Der Streit um Heine war auch ein Bilderstreit

Ein Bildband über den Dichter Heinrich Heine

Von Ursula HomannRSS-Newsfeed neuer Artikel von Ursula Homann

Besprochene Bücher / Literaturhinweise

"Habent sua fata libelli"- Bücher haben ihre Schicksale, lautet ein lateinischer Spruch. Das Gleiche gilt für Bilder, ganz besonders für Porträts, die Heinrich Heine darstellen. Solche Bilder haben so manchen Besitzer in der Nazizeit mit ins Exil begleitet. Bei anderen Heine-Bild-Besitzern konnte zwar das Bild gerettet werden, sie selbst aber kamen in einem Konzentrationslager ums Leben. Der Blick auf die Überlieferungsgeschichten der Heine-Bilder öffnet überdies einen ganz besonderen Bereich der Heine-Rezeption, nämlich auf den der individuellen, privaten Verehrung des Dichters durch Einzelpersonen oder Freundeskreise.

Ob die Bilder, die es von Heine gibt, geschönt oder ihm ähnlich sind, lässt sich heute nicht mehr feststellen. Heine selbst hätte sie wohl manchmal gerne schöner und gefälliger gehabt. Gestand er doch einmal Théophile Gautier, "die Porträts, die mir ähneln, gefallen mir nicht, ich möchte schön gemalt werden wie die hübschen Frauen." Von einer Ausnahme abgesehen, entstanden fast alle, als er bereits ein berühmter Schriftsteller war. Sie sind nicht nur biografische Dokumente, die Eindrücke von seinem Aussehen aus verschiedenen Lebensphasen überliefern, sondern auch wirkungsgeschichtliche Zeugnisse, aus denen ersichtlich wird, was für ein Bild sich die Zeitgenossen von dem Dichter gemacht haben. Außerdem sind die Heine-Bilder durchweg Kunstwerke, in denen sich ästhetische Konventionen und Traditionen ebenso spiegeln wie die Intentionen und indidividuellen Fähigkeiten einzelner Maler.

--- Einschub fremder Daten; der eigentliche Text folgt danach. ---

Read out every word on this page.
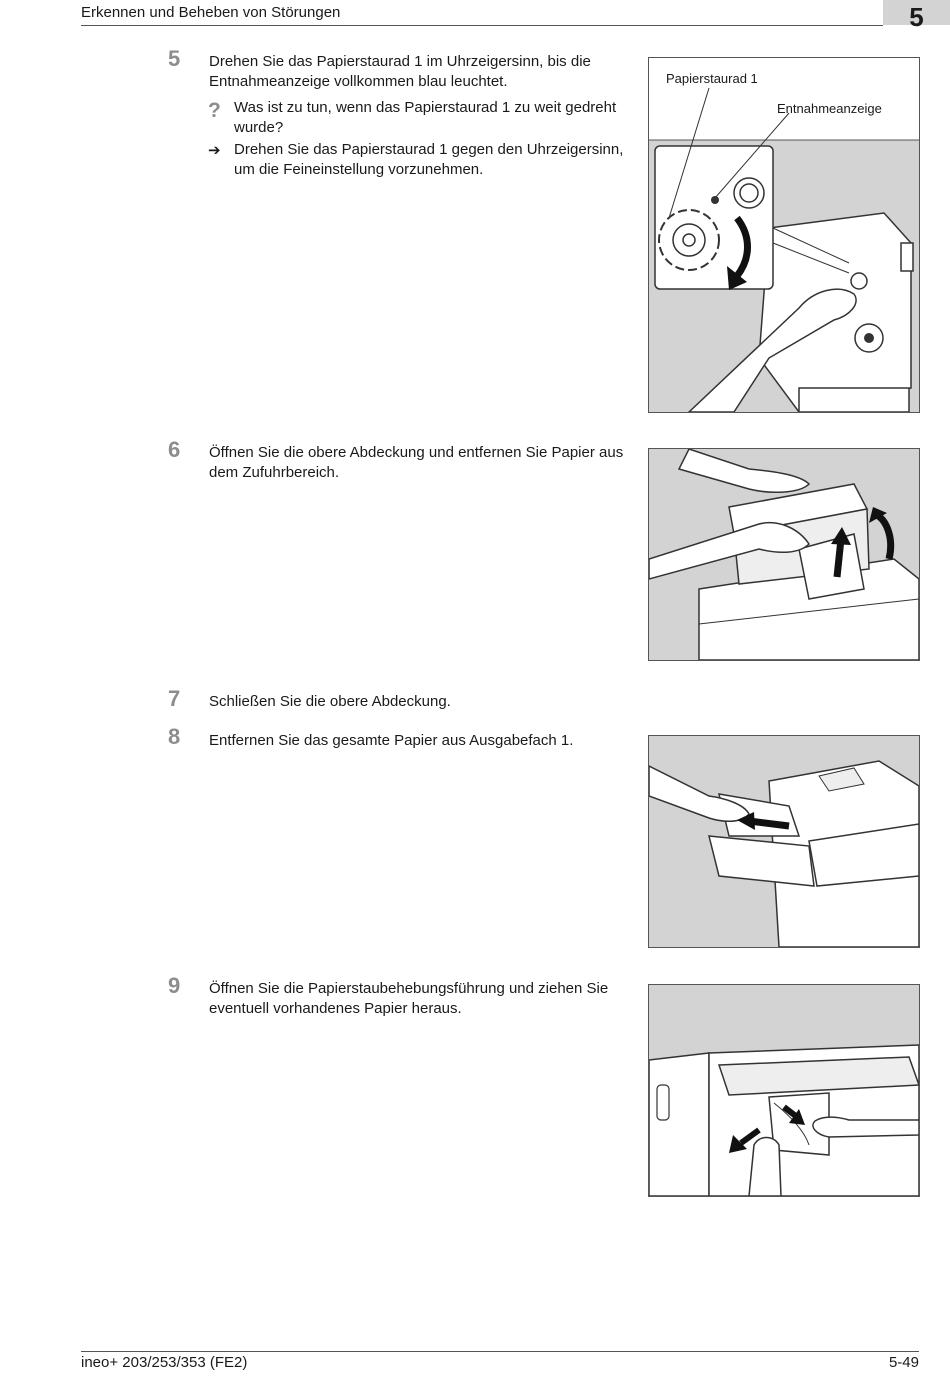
Erkennen und Beheben von Störungen	5
5 Drehen Sie das Papierstaurad 1 im Uhrzeigersinn, bis die Entnahmeanzeige vollkommen blau leuchtet.
? Was ist zu tun, wenn das Papierstaurad 1 zu weit gedreht wurde?
➔ Drehen Sie das Papierstaurad 1 gegen den Uhrzeigersinn, um die Feineinstellung vorzunehmen.
Papierstaurad 1
Entnahmeanzeige
6 Öffnen Sie die obere Abdeckung und entfernen Sie Papier aus dem Zufuhrbereich.
7 Schließen Sie die obere Abdeckung.
8 Entfernen Sie das gesamte Papier aus Ausgabefach 1.
9 Öffnen Sie die Papierstaubehebungsführung und ziehen Sie eventuell vorhandenes Papier heraus.
ineo+ 203/253/353 (FE2)	5-49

Diese und ähnliche Aspekte werden in dem von Christian Liedtke herausgegebenen Bild- und Aufsatzband "Heinrich Heine im Porträt. Wie die Künstler seiner Zeit ihn sahen" ausgiebig diskutiert.

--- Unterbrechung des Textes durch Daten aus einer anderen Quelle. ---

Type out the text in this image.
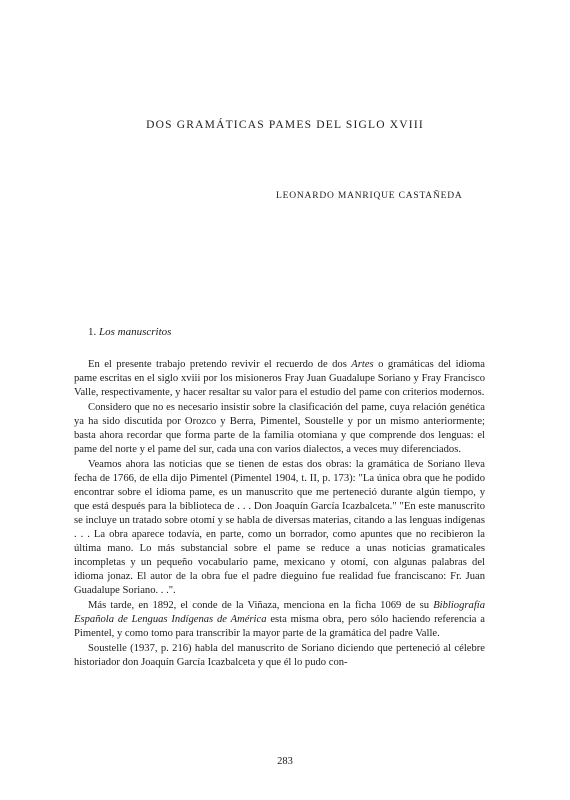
DOS GRAMÁTICAS PAMES DEL SIGLO XVIII
LEONARDO MANRIQUE CASTAÑEDA
1. Los manuscritos

En el presente trabajo pretendo revivir el recuerdo de dos Artes o gramáticas del idioma pame escritas en el siglo xviii por los misioneros Fray Juan Guadalupe Soriano y Fray Francisco Valle, respectivamente, y hacer resaltar su valor para el estudio del pame con criterios modernos.

Considero que no es necesario insistir sobre la clasificación del pame, cuya relación genética ya ha sido discutida por Orozco y Berra, Pimentel, Soustelle y por un mismo anteriormente; basta ahora recordar que forma parte de la familia otomiana y que comprende dos lenguas: el pame del norte y el pame del sur, cada una con varios dialectos, a veces muy diferenciados.

Veamos ahora las noticias que se tienen de estas dos obras: la gramática de Soriano lleva fecha de 1766, de ella dijo Pimentel (Pimentel 1904, t. II, p. 173): "La única obra que he podido encontrar sobre el idioma pame, es un manuscrito que me perteneció durante algún tiempo, y que está después para la biblioteca de . . . Don Joaquín García Icazbalceta." "En este manuscrito se incluye un tratado sobre otomí y se habla de diversas materias, citando a las lenguas indígenas . . . La obra aparece todavía, en parte, como un borrador, como apuntes que no recibieron la última mano. Lo más substancial sobre el pame se reduce a unas noticias gramaticales incompletas y un pequeño vocabulario pame, mexicano y otomí, con algunas palabras del idioma jonaz. El autor de la obra fue el padre dieguino fue realidad fue franciscano: Fr. Juan Guadalupe Soriano. . .".

Más tarde, en 1892, el conde de la Viñaza, menciona en la ficha 1069 de su Bibliografía Española de Lenguas Indígenas de América esta misma obra, pero sólo haciendo referencia a Pimentel, y como tomo para transcribir la mayor parte de la gramática del padre Valle.

Soustelle (1937, p. 216) habla del manuscrito de Soriano diciendo que perteneció al célebre historiador don Joaquín García Icazbalceta y que él lo pudo con-

283
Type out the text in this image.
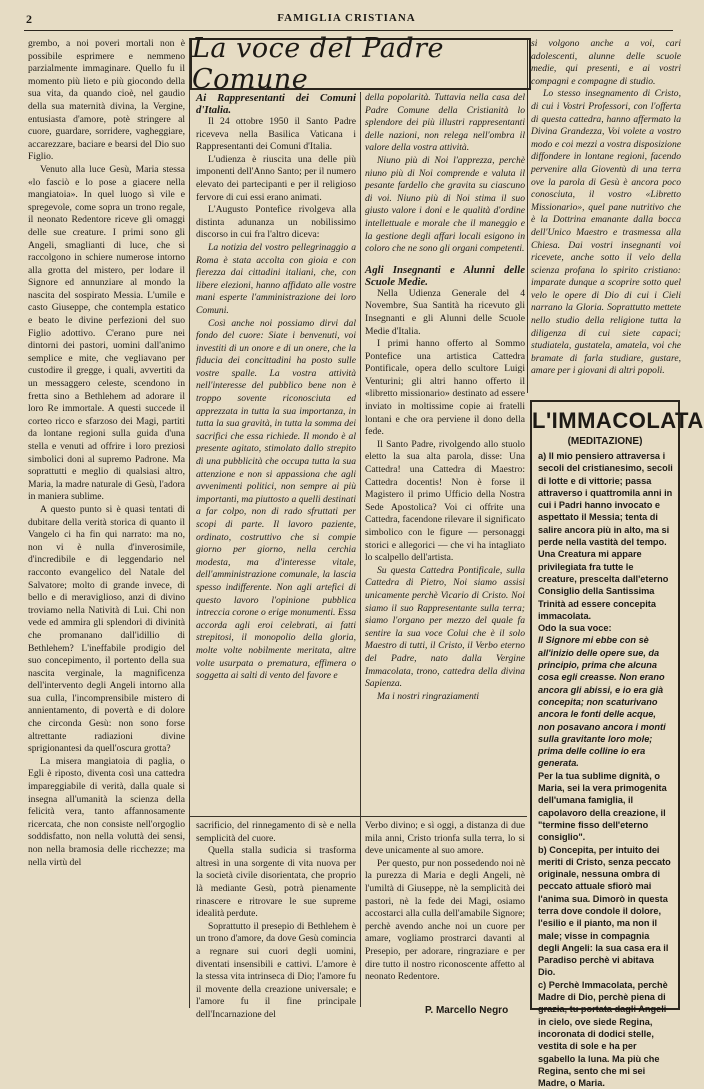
2	FAMIGLIA CRISTIANA
La voce del Padre Comune

grembo, a noi poveri mortali non è possibile esprimere e nemmeno parzialmente immaginare. Quello fu il momento più lieto e più giocondo della sua vita, da quando cioè, nel gaudio della sua maternità divina, la Vergine, entusiasta d'amore, potè stringere al cuore, guardare, sorridere, vagheggiare, accarezzare, baciare e bearsi del Dio suo Figlio.

Venuto alla luce Gesù, Maria stessa «lo fasciò e lo pose a giacere nella mangiatoia». In quel luogo sì vile e spregevole, come sopra un trono regale, il neonato Redentore riceve gli omaggi delle sue creature. I primi sono gli Angeli, smaglianti di luce, che si raccolgono in schiere numerose intorno alla grotta del mistero, per lodare il Signore ed annunziare al mondo la nascita del sospirato Messia. L'umile e casto Giuseppe, che contempla estatico e beato le divine perfezioni del suo Figlio adottivo. C'erano pure nei dintorni dei pastori, uomini dall'animo semplice e mite, che vegliavano per custodire il gregge, i quali, avvertiti da un messaggero celeste, scendono in fretta sino a Bethlehem ad adorare il loro Re immortale. A questi succede il corteo ricco e sfarzoso dei Magi, partiti da lontane regioni sulla guida d'una stella e venuti ad offrire i loro preziosi simbolici doni al supremo Padrone. Ma soprattutti e meglio di qualsiasi altro, Maria, la madre naturale di Gesù, l'adora in maniera sublime.

A questo punto si è quasi tentati di dubitare della verità storica di quanto il Vangelo ci ha fin qui narrato: ma no, non vi è nulla d'inverosimile, d'incredibile e di leggendario nel racconto evangelico del Natale del Salvatore; molto di grande invece, di bello e di meraviglioso, anzi di divino troviamo nella Natività di Lui. Chi non vede ed ammira gli splendori di divinità che promanano dall'idillio di Bethlehem? L'ineffabile prodigio del suo concepimento, il portento della sua nascita verginale, la magnificenza dell'intervento degli Angeli intorno alla sua culla, l'incomprensibile mistero di annientamento, di povertà e di dolore che circonda Gesù: non sono forse altrettante radiazioni divine sprigionantesi da quell'oscura grotta?

La misera mangiatoia di paglia, o Egli è riposto, diventa così una cattedra impareggiabile di verità, dalla quale si insegna all'umanità la scienza della felicità vera, tanto affannosamente ricercata, che non consiste nell'orgoglio soddisfatto, non nella voluttà dei sensi, non nella bramosia delle ricchezze; ma nella virtù del

Ai Rappresentanti dei Comuni d'Italia.

Il 24 ottobre 1950 il Santo Padre riceveva nella Basilica Vaticana i Rappresentanti dei Comuni d'Italia.

L'udienza è riuscita una delle più imponenti dell'Anno Santo; per il numero elevato dei partecipanti e per il religioso fervore di cui essi erano animati.

L'Augusto Pontefice rivolgeva alla distinta adunanza un nobilissimo discorso in cui fra l'altro diceva:

La notizia del vostro pellegrinaggio a Roma è stata accolta con gioia e con fierezza dai cittadini italiani, che, con libere elezioni, hanno affidato alle vostre mani esperte l'amministrazione dei loro Comuni.

Così anche noi possiamo dirvi dal fondo del cuore: Siate i benvenuti, voi investiti di un onore e di un onere, che la fiducia dei concittadini ha posto sulle vostre spalle. La vostra attività nell'interesse del pubblico bene non è troppo sovente riconosciuta ed apprezzata in tutta la sua importanza, in tutta la sua gravità, in tutta la somma dei sacrifici che essa richiede. Il mondo è al presente agitato, stimolato dallo strepito di una pubblicità che occupa tutta la sua attenzione e non si appassiona che agli avvenimenti politici, non sempre ai più importanti, ma piuttosto a quelli destinati a far colpo, non di rado sfruttati per scopi di parte. Il lavoro paziente, ordinato, costruttivo che si compie giorno per giorno, nella cerchia modesta, ma d'interesse vitale, dell'amministrazione comunale, la lascia spesso indifferente. Non agli artefici di questo lavoro l'opinione pubblica intreccia corone o erige monumenti. Essa accorda agli eroi celebrati, ai fatti strepitosi, il monopolio della gloria, molte volte nobilmente meritata, altre volte usurpata o prematura, effimera o soggetta ai salti di vento del favore e

della popolarità. Tuttavia nella casa del Padre Comune della Cristianità lo splendore dei più illustri rappresentanti delle nazioni, non relega nell'ombra il valore della vostra attività.

Niuno più di Noi l'apprezza, perchè niuno più di Noi comprende e valuta il pesante fardello che gravita su ciascuno di voi. Niuno più di Noi stima il suo giusto valore i doni e le qualità d'ordine intellettuale e morale che il maneggio e la gestione degli affari locali esigono in coloro che ne sono gli organi competenti.

Agli Insegnanti e Alunni delle Scuole Medie.

Nella Udienza Generale del 4 Novembre, Sua Santità ha ricevuto gli Insegnanti e gli Alunni delle Scuole Medie d'Italia.

I primi hanno offerto al Sommo Pontefice una artistica Cattedra Pontificale, opera dello scultore Luigi Venturini; gli altri hanno offerto il «libretto missionario» destinato ad essere inviato in moltissime copie ai fratelli lontani e che ora perviene il dono della fede.

Il Santo Padre, rivolgendo allo stuolo eletto la sua alta parola, disse: Una Cattedra! una Cattedra di Maestro: Cattedra docentis! Non è forse il Magistero il primo Ufficio della Nostra Sede Apostolica? Voi ci offrite una Cattedra, facendone rilevare il significato simbolico con le figure — personaggi storici e allegorici — che vi ha intagliato lo scalpello dell'artista.

Su questa Cattedra Pontificale, sulla Cattedra di Pietro, Noi siamo assisi unicamente perchè Vicario di Cristo. Noi siamo il suo Rappresentante sulla terra; siamo l'organo per mezzo del quale fa sentire la sua voce Colui che è il solo Maestro di tutti, il Cristo, il Verbo eterno del Padre, nato dalla Vergine Immacolata, trono, cattedra della divina Sapienza.

Ma i nostri ringraziamenti

si volgono anche a voi, cari adolescenti, alunne delle scuole medie, qui presenti, e ai vostri compagni e compagne di studio.

Lo stesso insegnamento di Cristo, di cui i Vostri Professori, con l'offerta di questa cattedra, hanno affermato la Divina Grandezza, Voi volete a vostro modo e coi mezzi a vostra disposizione diffondere in lontane regioni, facendo pervenire alla Gioventù di una terra ove la parola di Gesù è ancora poco conosciuta, il vostro «Libretto Missionario», quel pane nutritivo che è la Dottrina emanante dalla bocca dell'Unico Maestro e trasmessa alla Chiesa. Dai vostri insegnanti voi ricevete, anche sotto il velo della scienza profana lo spirito cristiano: imparate dunque a scoprire sotto quel velo le opere di Dio di cui i Cieli narrano la Gloria. Soprattutto mettete nello studio della religione tutta la diligenza di cui siete capaci; studiatela, gustatela, amatela, voi che bramate di farla studiare, gustare, amare per i giovani di altri popoli.

sacrificio, del rinnegamento di sè e nella semplicità del cuore.

Quella stalla sudicia si trasforma altresì in una sorgente di vita nuova per la società civile disorientata, che proprio là mediante Gesù, potrà pienamente rinascere e ritrovare le sue supreme idealità perdute.

Soprattutto il presepio di Bethlehem è un trono d'amore, da dove Gesù comincia a regnare sui cuori degli uomini, diventati insensibili e cattivi. L'amore è la stessa vita intrinseca di Dio; l'amore fu il movente della creazione universale; e l'amore fu il fine principale dell'Incarnazione del

Verbo divino; e sì oggi, a distanza di due mila anni, Cristo trionfa sulla terra, lo si deve unicamente al suo amore.

Per questo, pur non possedendo noi nè la purezza di Maria e degli Angeli, nè l'umiltà di Giuseppe, nè la semplicità dei pastori, nè la fede dei Magi, osiamo accostarci alla culla dell'amabile Signore; perchè avendo anche noi un cuore per amare, vogliamo prostrarci davanti al Presepio, per adorare, ringraziare e per dire tutto il nostro riconoscente affetto al neonato Redentore.

P. Marcello Negro
L'IMMACOLATA
(MEDITAZIONE)

a) Il mio pensiero attraversa i secoli del cristianesimo, secoli di lotte e di vittorie; passa attraverso i quattromila anni in cui i Padri hanno invocato e aspettato il Messia; tenta di salire ancora più in alto, ma si perde nella vastità del tempo. Una Creatura mi appare privilegiata fra tutte le creature, prescelta dall'eterno Consiglio della Santissima Trinità ad essere concepita immacolata.

Odo la sua voce:

Il Signore mi ebbe con sè all'inizio delle opere sue, da principio, prima che alcuna cosa egli creasse. Non erano ancora gli abissi, e io era già concepita; non scaturivano ancora le fonti delle acque, non posavano ancora i monti sulla gravitante loro mole; prima delle colline io era generata.

Per la tua sublime dignità, o Maria, sei la vera primogenita dell'umana famiglia, il capolavoro della creazione, il "termine fisso dell'eterno consiglio".

b) Concepita, per intuito dei meriti di Cristo, senza peccato originale, nessuna ombra di peccato attuale sfiorò mai l'anima sua. Dimorò in questa terra dove condole il dolore, l'esilio e il pianto, ma non il male; visse in compagnia degli Angeli: la sua casa era il Paradiso perchè vi abitava Dio.

c) Perchè Immacolata, perchè Madre di Dio, perchè piena di grazia, tu portata dagli Angeli in cielo, ove siede Regina, incoronata di dodici stelle, vestita di sole e ha per sgabello la luna. Ma più che Regina, sento che mi sei Madre, o Maria.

Der Band enthält neben den theoretischen Erörterungen vor allem die erste vollständige Sammlung aller bekannten authentischen zeitgenössischen Heine-Porträts. Er informiert über deren Entstehung, Überlieferung, künstlerische und biografische Bedeutung und zeigt, dass Heine viele Gesichter hatte. Nach seinem Tod entstanden noch etliche Fantasieporträts und Nachschöpfungen. Aber keine Bange, versichern uns die Experten, die an dem prächtigen Band mitgewirkt haben. Aus den vorhandenen Bildern könne man, trotz aller Probleme und schwieriger Quellenlage, durchaus gesicherte Erkenntnisse gewinnen, hergebrachte Irrtümer widerlegen und offene Fragen genau benennen.

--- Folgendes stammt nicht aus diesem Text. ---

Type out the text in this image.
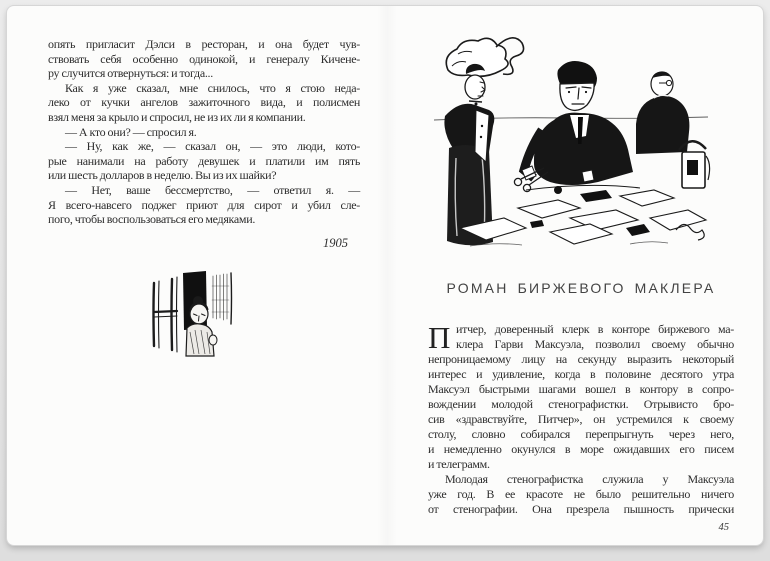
опять пригласит Дэлси в ресторан, и она будет чув-
ствовать себя особенно одинокой, и генералу Кичене-
ру случится отвернуться: и тогда...
Как я уже сказал, мне снилось, что я стою неда-
леко от кучки ангелов зажиточного вида, и полисмен
взял меня за крыло и спросил, не из их ли я компании.
— А кто они? — спросил я.
— Ну, как же, — сказал он, — это люди, кото-
рые нанимали на работу девушек и платили им пять
или шесть долларов в неделю. Вы из их шайки?
— Нет, ваше бессмертство, — ответил я. —
Я всего-навсего поджег приют для сирот и убил сле-
пого, чтобы воспользоваться его медяками.
1905
РОМАН БИРЖЕВОГО МАКЛЕРА
П итчер, доверенный клерк в конторе биржевого ма-
клера Гарви Максуэла, позволил своему обычно
непроницаемому лицу на секунду выразить некоторый
интерес и удивление, когда в половине десятого утра
Максуэл быстрыми шагами вошел в контору в сопро-
вождении молодой стенографистки. Отрывисто бро-
сив «здравствуйте, Питчер», он устремился к своему
столу, словно собирался перепрыгнуть через него,
и немедленно окунулся в море ожидавших его писем
и телеграмм.
Молодая стенографистка служила у Максуэла
уже год. В ее красоте не было решительно ничего
от стенографии. Она презрела пышность прически
45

Verbürgt sind zumindest die wichtigsten Heine-Porträts, die namhafte Künstler wie Gottlieb Gassen, Isidor Popper, Moritz Daniel Oppenheim, Colla und Franz Kugler schufen und die man nun in ihrer Gesamtheit und Vielseitigkeit hier mühelos betrachten und bewundern kann. Der größte Teil der Bilder, die der Band in seiner "Heine-Galerie" präsentiert, befindet sich übrigens heute im Düsseldorfer Heinrich-Heine-Institut.

Die aus Athen stammende Kunsthistorikerin Ekaterini Kepetzis ordnet in ihrer kunsthistorischen Studie zur Ikonografie der Heine-Darstellungen die frühen Bildnisse bis 1831 unter dem Titel "Der genialische Dichter" ein.

Einer der ersten, der Heine zwischen 1820 und 1825 malte, in Öl auf Elfenbein, mit feinen Locken, war Colla. Ludwig Emil Grimm, der jüngere Bruder von Jacob und Wilhelm Grimm, zeichnete Heine, als dieser im November 1827 seine Reise von Hamburg nach München in Kassel unterbrach und die älteren Brüder des Malers besuchte. Unter Ludwig Ernst Grimms 1827 entstandene Radierung schrieb Heine eigenhändig sein Gedicht "Verdroßnen Sinn im kalten Herzen hegend".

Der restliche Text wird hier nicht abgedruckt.